In addition to teaching myself Objective-C and object oriented design principles throughout the week, I’m going to make a conscious effort to update this blog on my progress. I’m going to try to keep these short, as it takes time from actual work, but this should have a number of benefits:
- It will help me remember what I’ve been learning, and where I have come
- It will keep me motivated
- I will be forced to step back from my work for a second to breathe, reflect, and rejuvenate
- It may inspire someone who passes by my little blog to pursue game development, or any other dreams they may have
- Also it will ensure my blog doesn’t just die a slow Mr. Orange death
I’ve recently joined the TIG Source Forums and introduced myself with a question that has been popping up over and over the last few weeks. “When (does a person choose) to stop programming and begin game development.”? The thread can be found here. Some of the answers were expected. I know it’s best to Just Do It!, but a lot of people revealed something I’ve been slowly unearthing. Programming is not solely a strong academic skill. While it’s heavy in math, and to a degree science, it’s very similar to art or any other creative skill. I’ve been stuck in a loop of teaching myself syntax, or language. I have good grasp on the “language” of numerous code environments, but I know little about actual implementation and design. Sure I can implement a ‘number of seconds I’ve been alive’, or ‘draw a pretty picture with a turtle’, but I don’t hardly know where to start when developing an actual game. THIS concept can, like any other creative skill, only be learned through practice and refinement. I’ve dug myself into a hole where I thought I could learn, and preemptively design my product in the best way right from the beginning.
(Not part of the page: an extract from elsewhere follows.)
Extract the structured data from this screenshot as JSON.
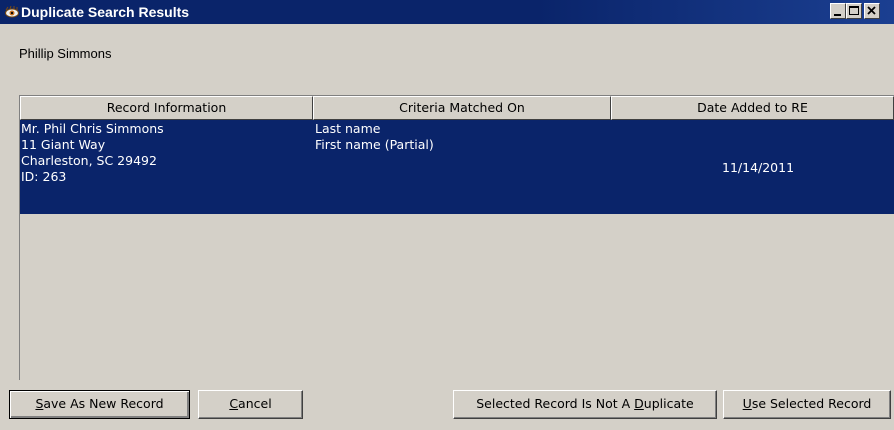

An artist doesn’t create a masterpiece by staring at paint swatches, chewing on brushes, and reading about color theory on the toilet. An artist creates a masterpiece by creating many many masterful pieces of shit first. A lot of it is throw away, but the experience and knowledge gained from mistakes is invaluable. This is what programming is. It’s not knowing that logically 2+2 does and always will = 4.
I have decided to finish my “Nerd Ranch” book, and along the way my Miles Per Gallon application, before I begin prototyping my ideas. I figure finishing something I’ve already started can only help. Now, back to my NSMutableArray *stocksInPortfolio and the valueOfStocksInPortfolio method of my Portfolio class.